И с божеством, и с вдохновеньем…
Дорогая балерина
Не глядела в зябкий зал
На пустые до несносного места.
Для чего ж она парила?
Для кого ж её глаза
И красиво обведённые уста?
Ольга Чикина «Балерина»
Вот честно: не знала, как начать текст о спектакле, который недавно посмотрела в Мюнхене и который не отпускает совершенно.
То ли рассказать о том, что давно не была в настоящем театре, а уж постановки гениального Дмитрия Крымова вживую не видела и вовсе...
То ли вспомнить разнообразный контекст вокруг этой истории, где сплелись и личные обстоятельства авторов постановки, и время, в которое этот спектакль создан, и судьбы самих актеров, да и судьбы мира, обезумевшего, похоже, окончательно...
То ли поведать о своем отношении к исполнителям главных ролей – прекрасному Максиму Суханову и не менее замечательной Чулпан Хаматовой: вспомнить, в каких спектаклях довелось их видеть; рассказать, как менялось моё отношение к ним. И главное – пропеть осанну артистам, чьё актерское мастерство и раньше-то ни у кого сомнений не вызывало, а уж в этом спектакле, где они за два часа примерили на себя невероятное количество ролей, и подавно.
А может быть, всё-таки попытаться изложить неизлагаемый в принципе сюжет этого волшебного действа. В крайнем случае, рэперные точки расставить. И это тоже не так-то просто, поскольку «Записки сумасшедших» – это сложносочиненная, объемная (бывает такая?) мозаика, некоторые детали которой вроде бы легко вычленяются, будь они вполне осязаемыми – такими, как, например, черная водолазка героини или зэковская шапка-ушанка Ромео, – или вполне умозрительными: строчки Жана Ануя и цитата из пошлейшей программы Елены Малышевой, секреты полива кактусов и невидимая соринка, попавшая в глаз Чулпан. (Ох, в этой странной мозаике есть что считывать и рассматривать). Но в результате все пазлы сливаются в такую мощную симфонию взаимо-переплетающихся тем, голосов, звуков, элементов реквизита, мизансцен, кинопроекций – что иногда и отделить их друг от друга невозможно. Ты просто растворяешься в этой сложнейшей дисгармонии, как в дисгармонии современной музыкальной классики (не случайно Крымов использует музыку Губайдулиной) и живешь в сладостном напряжении два часа, не расслабляясь ни на секунду.
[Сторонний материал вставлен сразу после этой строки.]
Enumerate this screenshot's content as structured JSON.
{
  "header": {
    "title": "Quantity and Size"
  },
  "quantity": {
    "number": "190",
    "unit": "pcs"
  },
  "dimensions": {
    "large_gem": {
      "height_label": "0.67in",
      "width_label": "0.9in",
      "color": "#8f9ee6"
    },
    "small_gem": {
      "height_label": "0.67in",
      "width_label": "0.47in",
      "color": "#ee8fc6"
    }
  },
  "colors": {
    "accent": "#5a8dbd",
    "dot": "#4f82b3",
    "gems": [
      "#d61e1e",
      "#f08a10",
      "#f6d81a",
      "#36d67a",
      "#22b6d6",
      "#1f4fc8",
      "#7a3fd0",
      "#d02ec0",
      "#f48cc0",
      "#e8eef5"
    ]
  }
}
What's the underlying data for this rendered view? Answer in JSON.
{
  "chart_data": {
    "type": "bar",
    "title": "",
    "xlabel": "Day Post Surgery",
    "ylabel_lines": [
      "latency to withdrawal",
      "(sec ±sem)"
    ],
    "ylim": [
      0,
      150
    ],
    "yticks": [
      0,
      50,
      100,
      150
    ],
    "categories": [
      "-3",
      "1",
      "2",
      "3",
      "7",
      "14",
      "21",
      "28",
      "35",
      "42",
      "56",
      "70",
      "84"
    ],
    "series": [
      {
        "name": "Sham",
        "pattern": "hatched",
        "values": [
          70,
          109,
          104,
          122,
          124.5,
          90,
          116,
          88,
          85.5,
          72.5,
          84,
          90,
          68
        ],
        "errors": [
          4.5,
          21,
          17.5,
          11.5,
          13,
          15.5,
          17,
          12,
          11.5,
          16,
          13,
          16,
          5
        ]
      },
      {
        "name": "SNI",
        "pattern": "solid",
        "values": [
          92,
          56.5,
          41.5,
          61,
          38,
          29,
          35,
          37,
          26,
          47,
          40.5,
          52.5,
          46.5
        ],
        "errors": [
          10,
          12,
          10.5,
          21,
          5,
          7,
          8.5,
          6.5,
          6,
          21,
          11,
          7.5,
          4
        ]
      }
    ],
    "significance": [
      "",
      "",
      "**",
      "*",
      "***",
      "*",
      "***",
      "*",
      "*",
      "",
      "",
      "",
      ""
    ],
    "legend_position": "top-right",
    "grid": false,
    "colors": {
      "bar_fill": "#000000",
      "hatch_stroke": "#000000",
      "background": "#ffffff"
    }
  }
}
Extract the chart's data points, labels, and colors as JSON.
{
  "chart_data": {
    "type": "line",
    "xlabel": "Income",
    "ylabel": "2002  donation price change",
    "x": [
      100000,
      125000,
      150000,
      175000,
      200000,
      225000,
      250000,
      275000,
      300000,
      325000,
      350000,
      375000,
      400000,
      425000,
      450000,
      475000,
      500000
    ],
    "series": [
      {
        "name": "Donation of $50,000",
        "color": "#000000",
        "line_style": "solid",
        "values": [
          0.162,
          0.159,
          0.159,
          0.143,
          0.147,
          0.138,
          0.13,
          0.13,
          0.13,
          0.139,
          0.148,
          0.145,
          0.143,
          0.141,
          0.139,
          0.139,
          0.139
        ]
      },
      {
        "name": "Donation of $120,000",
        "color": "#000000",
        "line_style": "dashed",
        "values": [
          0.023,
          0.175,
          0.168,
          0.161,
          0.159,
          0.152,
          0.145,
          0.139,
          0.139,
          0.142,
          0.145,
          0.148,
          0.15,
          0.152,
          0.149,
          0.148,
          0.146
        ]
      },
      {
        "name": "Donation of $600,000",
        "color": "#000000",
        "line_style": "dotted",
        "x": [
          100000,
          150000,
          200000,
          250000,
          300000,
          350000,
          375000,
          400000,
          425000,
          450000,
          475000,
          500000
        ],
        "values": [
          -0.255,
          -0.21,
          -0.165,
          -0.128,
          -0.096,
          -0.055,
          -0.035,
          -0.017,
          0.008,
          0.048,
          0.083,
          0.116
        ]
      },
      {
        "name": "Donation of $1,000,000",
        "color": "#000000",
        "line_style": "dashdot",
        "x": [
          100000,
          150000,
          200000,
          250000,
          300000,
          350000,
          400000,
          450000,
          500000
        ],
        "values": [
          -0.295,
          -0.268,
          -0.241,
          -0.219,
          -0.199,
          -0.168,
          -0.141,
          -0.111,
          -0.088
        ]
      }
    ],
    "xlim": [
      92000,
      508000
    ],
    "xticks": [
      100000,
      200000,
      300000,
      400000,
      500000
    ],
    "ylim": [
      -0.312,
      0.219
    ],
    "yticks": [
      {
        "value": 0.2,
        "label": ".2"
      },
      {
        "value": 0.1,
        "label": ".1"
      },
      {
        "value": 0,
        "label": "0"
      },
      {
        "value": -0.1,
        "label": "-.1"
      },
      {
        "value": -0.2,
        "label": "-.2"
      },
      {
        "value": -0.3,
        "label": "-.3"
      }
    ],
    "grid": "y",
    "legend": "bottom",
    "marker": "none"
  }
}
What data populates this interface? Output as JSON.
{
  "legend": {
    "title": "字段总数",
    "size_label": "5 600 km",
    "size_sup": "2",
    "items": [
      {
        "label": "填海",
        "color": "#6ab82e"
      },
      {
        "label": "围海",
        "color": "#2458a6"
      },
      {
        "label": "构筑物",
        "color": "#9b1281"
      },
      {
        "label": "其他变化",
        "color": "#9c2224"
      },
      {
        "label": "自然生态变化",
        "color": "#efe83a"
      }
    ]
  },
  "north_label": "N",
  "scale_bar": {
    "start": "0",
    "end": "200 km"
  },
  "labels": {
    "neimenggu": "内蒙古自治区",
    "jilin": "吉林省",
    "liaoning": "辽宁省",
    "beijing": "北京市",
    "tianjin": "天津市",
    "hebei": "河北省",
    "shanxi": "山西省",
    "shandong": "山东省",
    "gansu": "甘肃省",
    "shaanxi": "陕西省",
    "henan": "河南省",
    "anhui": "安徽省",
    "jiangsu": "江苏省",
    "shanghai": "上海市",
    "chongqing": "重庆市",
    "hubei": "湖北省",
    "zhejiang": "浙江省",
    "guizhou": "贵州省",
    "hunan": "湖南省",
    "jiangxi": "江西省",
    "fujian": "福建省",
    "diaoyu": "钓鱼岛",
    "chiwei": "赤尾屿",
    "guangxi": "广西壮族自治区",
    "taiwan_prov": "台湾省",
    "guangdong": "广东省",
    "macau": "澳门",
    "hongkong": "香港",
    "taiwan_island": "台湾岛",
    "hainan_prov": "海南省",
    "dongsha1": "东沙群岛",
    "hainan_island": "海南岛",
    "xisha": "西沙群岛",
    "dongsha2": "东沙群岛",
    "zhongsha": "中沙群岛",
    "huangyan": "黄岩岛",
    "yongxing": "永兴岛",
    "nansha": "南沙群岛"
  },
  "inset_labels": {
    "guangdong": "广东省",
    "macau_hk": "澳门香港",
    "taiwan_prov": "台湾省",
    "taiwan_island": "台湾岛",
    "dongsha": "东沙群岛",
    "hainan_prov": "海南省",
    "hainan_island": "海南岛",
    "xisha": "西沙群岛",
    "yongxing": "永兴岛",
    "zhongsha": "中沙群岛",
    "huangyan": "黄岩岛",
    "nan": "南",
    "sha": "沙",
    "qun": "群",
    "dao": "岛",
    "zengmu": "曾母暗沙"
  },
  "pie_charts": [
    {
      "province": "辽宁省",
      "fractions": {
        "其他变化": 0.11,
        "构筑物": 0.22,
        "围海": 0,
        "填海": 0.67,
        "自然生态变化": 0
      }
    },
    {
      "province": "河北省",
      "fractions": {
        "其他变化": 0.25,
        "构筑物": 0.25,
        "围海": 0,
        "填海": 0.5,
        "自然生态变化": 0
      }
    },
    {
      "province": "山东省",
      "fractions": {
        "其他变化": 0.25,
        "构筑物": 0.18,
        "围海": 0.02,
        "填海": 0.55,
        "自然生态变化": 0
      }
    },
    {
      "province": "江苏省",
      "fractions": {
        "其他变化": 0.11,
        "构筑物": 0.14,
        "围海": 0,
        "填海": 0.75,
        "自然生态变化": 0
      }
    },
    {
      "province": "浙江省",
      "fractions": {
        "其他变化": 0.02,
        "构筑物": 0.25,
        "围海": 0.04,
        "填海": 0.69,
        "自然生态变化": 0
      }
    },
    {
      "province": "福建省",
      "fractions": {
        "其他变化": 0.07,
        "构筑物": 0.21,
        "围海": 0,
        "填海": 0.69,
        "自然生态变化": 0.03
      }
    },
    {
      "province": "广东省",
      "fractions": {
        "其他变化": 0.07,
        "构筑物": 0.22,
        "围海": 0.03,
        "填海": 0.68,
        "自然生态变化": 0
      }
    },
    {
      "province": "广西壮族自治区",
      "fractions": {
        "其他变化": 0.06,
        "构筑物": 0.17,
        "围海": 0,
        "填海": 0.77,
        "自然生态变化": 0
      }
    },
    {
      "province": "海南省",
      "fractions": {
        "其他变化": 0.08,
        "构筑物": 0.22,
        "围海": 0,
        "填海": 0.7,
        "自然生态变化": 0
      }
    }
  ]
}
Ну, раз речь о Губайдулиной зашла, может быть, самое то – поговорить о важнейших музыкальных темах спектакля. Собственно, затакт постановки – это и есть напряженная скрипучая мелодия, длящаяся нестерпимо долго, заставляющая зрителя прийти в раздражение от диссонансных звуков, а главное – от тягостного и вроде бы бессмысленного существования актёра в рамках этой музыкальной темы и опять же в рамках безличностного, неухоженного, пропащего, как почти сгоревшая яичница, дома. Под эту музыку герой встаёт, идёт в туалет, пережаривает ту самую яичницу, и кажется, что этому не будет конца. Но нет – жизнь пробивается через невыносимую рутину бытия. И эта жизнь – искусство. Только оно и может спасти героев. Но – не спасает.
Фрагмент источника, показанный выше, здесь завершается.